I'm hoping to gather thoughts about best practices for managing data sources, including Tableau extracts. I have looked in the knowledge base and tried searching the Tableau site and haven't been able to find much guidance on this. This is going to be crucial for our company if we are going to keep on top of our data.
As of about a month ago, I had been the only person at my company using Tableau. I extract all of the data sources to increase performance and provide extra functionality (i.e. count distinct). I generally store Tableau extracts in a sub-folder along with whatever Tableau workbook uses it. I often try to feed multiple workbooks off of single extracts, so that I only have to refresh one extract and get the data loaded into all the workbooks I use.

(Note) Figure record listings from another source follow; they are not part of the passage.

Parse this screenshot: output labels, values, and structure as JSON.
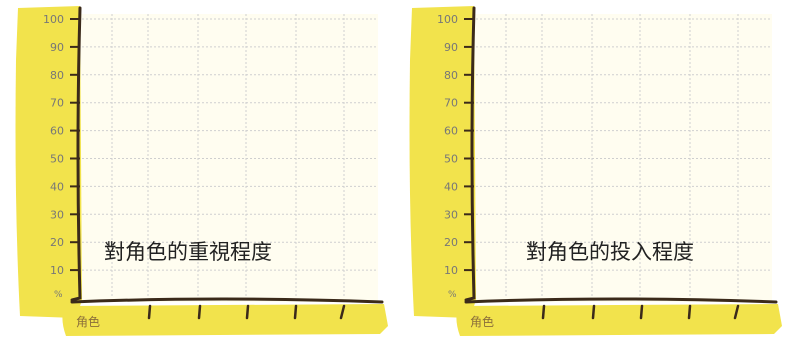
{
  "chart_data": [
    {
      "type": "line",
      "title": "對角色的重視程度",
      "xlabel": "角色",
      "ylabel": "%",
      "ylim": [
        0,
        100
      ],
      "yticks": [
        "100",
        "90",
        "80",
        "70",
        "60",
        "50",
        "40",
        "30",
        "20",
        "10"
      ],
      "grid": true,
      "series": []
    },
    {
      "type": "line",
      "title": "對角色的投入程度",
      "xlabel": "角色",
      "ylabel": "%",
      "ylim": [
        0,
        100
      ],
      "yticks": [
        "100",
        "90",
        "80",
        "70",
        "60",
        "50",
        "40",
        "30",
        "20",
        "10"
      ],
      "grid": true,
      "series": []
    }
  ],
  "colors": {
    "axis_band": "#f2e34c",
    "plot_bg": "#fffdf0",
    "grid": "#cfcfcf",
    "axis_line": "#3b2a1a",
    "tick_text": "#777777"
  }
}
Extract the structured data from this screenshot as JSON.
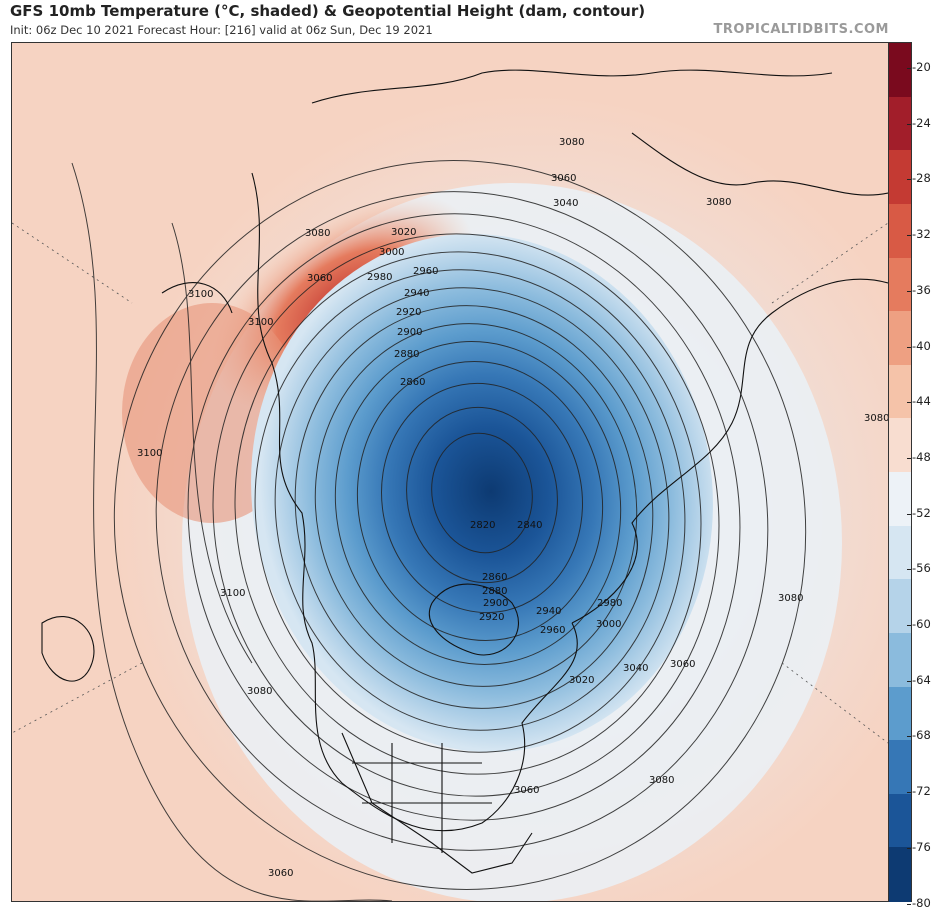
{
  "header": {
    "title": "GFS 10mb Temperature (°C, shaded) & Geopotential Height (dam, contour)",
    "subtitle": "Init: 06z Dec 10 2021   Forecast Hour: [216]   valid at 06z Sun, Dec 19 2021",
    "brand": "TROPICALTIDBITS.COM"
  },
  "colorbar": {
    "ticks": [
      "-20",
      "-24",
      "-28",
      "-32",
      "-36",
      "-40",
      "-44",
      "-48",
      "-52",
      "-56",
      "-60",
      "-64",
      "-68",
      "-72",
      "-76",
      "-80"
    ],
    "colors": [
      "#7a0a1e",
      "#a21e2a",
      "#c43a33",
      "#d85a45",
      "#e57b5e",
      "#eea082",
      "#f5c3a9",
      "#f8ddd0",
      "#edf2f7",
      "#d6e6f2",
      "#b5d3e9",
      "#8bbbdd",
      "#5c9ccd",
      "#3677b6",
      "#1b5598",
      "#0d3a72"
    ]
  },
  "contour_labels": [
    "3080",
    "3060",
    "3040",
    "3080",
    "3020",
    "3000",
    "2980",
    "2960",
    "2940",
    "2920",
    "2900",
    "2880",
    "2860",
    "3080",
    "3100",
    "3100",
    "3060",
    "3100",
    "3100",
    "2820",
    "2840",
    "2860",
    "2880",
    "2900",
    "2920",
    "2940",
    "2960",
    "2980",
    "3000",
    "3020",
    "3040",
    "3060",
    "3060",
    "3080",
    "3080",
    "3080",
    "3060",
    "3080"
  ]
}
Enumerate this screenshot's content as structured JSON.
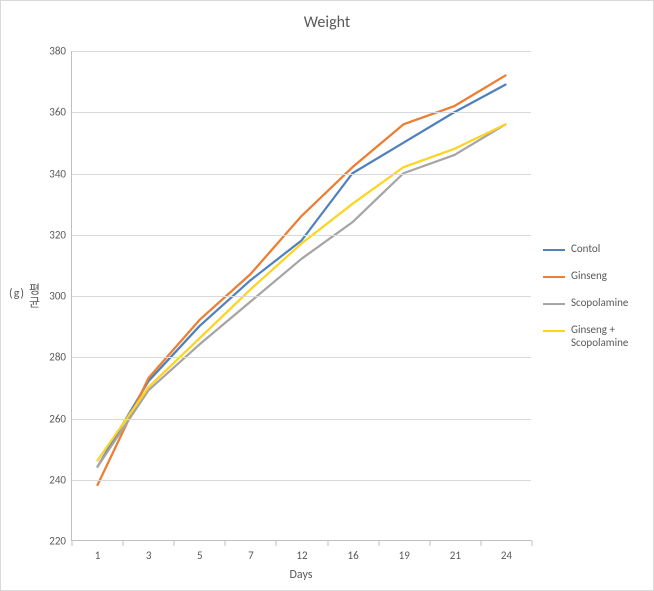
{
  "chart": {
    "type": "line",
    "title": "Weight",
    "title_fontsize": 16,
    "xlabel": "Days",
    "ylabel_main": "평균",
    "ylabel_unit": "(g)",
    "label_fontsize": 12,
    "tick_fontsize": 11,
    "background_color": "#ffffff",
    "border_color": "#d9d9d9",
    "axis_color": "#bfbfbf",
    "grid_color": "#d9d9d9",
    "text_color": "#595959",
    "x_categories": [
      "1",
      "3",
      "5",
      "7",
      "12",
      "16",
      "19",
      "21",
      "24"
    ],
    "ylim": [
      220,
      380
    ],
    "ytick_step": 20,
    "line_width": 2.25,
    "series": [
      {
        "name": "Contol",
        "color": "#4f81bd",
        "values": [
          244,
          272,
          290,
          305,
          318,
          340,
          350,
          360,
          369
        ]
      },
      {
        "name": "Ginseng",
        "color": "#ed7d31",
        "values": [
          238,
          273,
          292,
          307,
          326,
          342,
          356,
          362,
          372
        ]
      },
      {
        "name": "Scopolamine",
        "color": "#a5a5a5",
        "values": [
          244,
          269,
          284,
          298,
          312,
          324,
          340,
          346,
          356
        ]
      },
      {
        "name": "Ginseng + Scopolamine",
        "color": "#ffd320",
        "values": [
          246,
          270,
          286,
          302,
          317,
          330,
          342,
          348,
          356
        ]
      }
    ]
  }
}
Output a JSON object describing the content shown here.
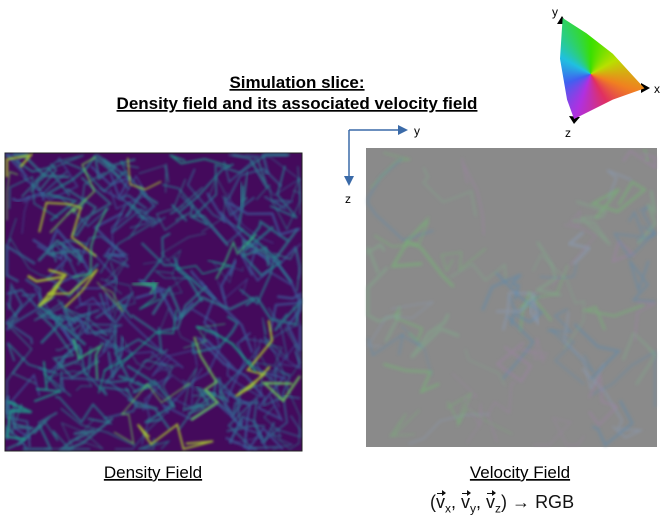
{
  "title": {
    "line1": "Simulation slice:",
    "line2": "Density field and its associated velocity field"
  },
  "axes": {
    "horizontal": "y",
    "vertical": "z"
  },
  "color_wheel": {
    "top": "y",
    "right": "x",
    "bottom": "z"
  },
  "panels": {
    "density": {
      "caption": "Density Field"
    },
    "velocity": {
      "caption": "Velocity Field"
    }
  },
  "formula": {
    "open": "(",
    "symbol": "v",
    "subscripts": [
      "x",
      "y",
      "z"
    ],
    "separator": ", ",
    "close": ")",
    "arrow": "→",
    "target": "RGB"
  }
}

However, now my company has 8 Tableau users, and we are connecting to many different data sources, and I am realizing that my current system is not scalable, and we need a better way to store, organize, and track our data.
Issues that I have run into that make me worried about scalability:
- Storing extracts in sub-folders means if the folder structure changes it breaks links and we have to reconnect.
- It is easy to lose track of extracts in different sub-folders, especially if there are multiple versions.
- In order to use a global filter in only part of a workbook I need to duplicate the extract, which leads to untenable proliferation.
- In order to increase performance I want some extracts to be aggregated, but others to contain the full data set, which again leads to proliferation.
I would love any thoughts or guidance on best practices for storing, maintaining, and accessing extracts, as well as general thoughts about data management and Tableau. I know Tableau is used enterprise-wide in many companies, so I'm sure that there must be examples of good data governance. Thank you in advance for any advice.